Photo of David Heathcoat-Amory David Heathcoat-Amory , Wells

asked the Secretary of State for Energy what is the average electricity price charged to industrial customers in the United Kingdom; and what information he has on the comparable figure in France.

Photo of Mr Alastair Goodlad Mr Alastair Goodlad Parliamentary Under-Secretary (Department of Energy)

Electricity prices to industrial consumers vary greatly within all countries, according to the nature of the load being supplied. In general, however, French prices are the lowest in Europe and are, typically, up to 20 per cent. lower than those in the United Kingdom and other EEC states.
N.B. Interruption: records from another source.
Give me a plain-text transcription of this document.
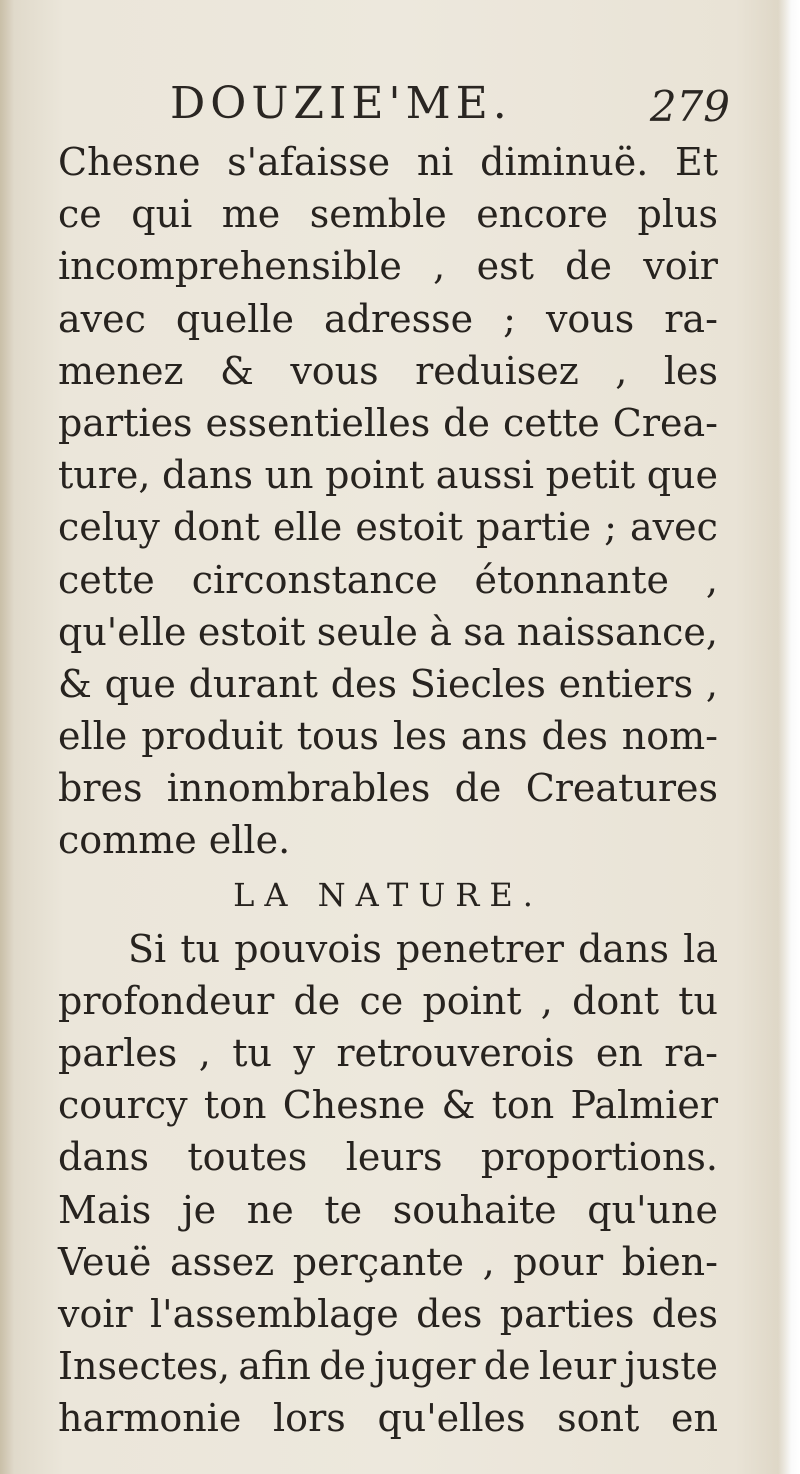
DOUZIE'ME.	279
Chesne s'afaisse ni diminuë. Et
ce qui me semble encore plus
incomprehensible , est de voir
avec quelle adresse ; vous ra-
menez & vous reduisez , les
parties essentielles de cette Crea-
ture, dans un point aussi petit que
celuy dont elle estoit partie ; avec
cette circonstance étonnante ,
qu'elle estoit seule à sa naissance,
& que durant des Siecles entiers ,
elle produit tous les ans des nom-
bres innombrables de Creatures
comme elle.
LA NATURE.
Si tu pouvois penetrer dans la
profondeur de ce point , dont tu
parles , tu y retrouverois en ra-
courcy ton Chesne & ton Palmier
dans toutes leurs proportions.
Mais je ne te souhaite qu'une
Veuë assez perçante , pour bien-
voir l'assemblage des parties des
Insectes, afin de juger de leur juste
harmonie lors qu'elles sont en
This is largely due to the greater proportion of electricity generated by nuclear power in France.

Photo of David Heathcoat-Amory David Heathcoat-Amory , Wells

As French electricity prices put British industry at a competitive disadvantage, which is bad for investment and jobs, will my hon. Friend explain some of the reasons for the price differential? Does he agree that the large French nuclear programme enables that country to generate electricity significantly more cheaply than we can manage?

Photo of Mr Peter Pike Mr Peter Pike , Burnley

Does the Minister accept that while European electricity suppliers may advertise certain tariffs through long-term agreements, they supply electricity at a much lower figure to many industrialists working in Europe? Is there not a massive subsidy to industry in Europe? Are there not many companies with bases in this country and Europe which obtain electricity at a cheaper rate by using that method to get around the advertised tariffs?

Photo of Mr Alastair Goodlad Mr Alastair Goodlad Parliamentary Under-Secretary (Department of Energy)

The French tariff is lower because, broadly speaking, it has a larger nuclear element. The electricity supply industry in Britain is currently considering proposals for successors to the present load management schemes, including the contracted consumer load scheme, which formally expires in March 1985. I understand that the Electricity Council intends that the new arrangements should, overall, be no less beneficial than the present schemes.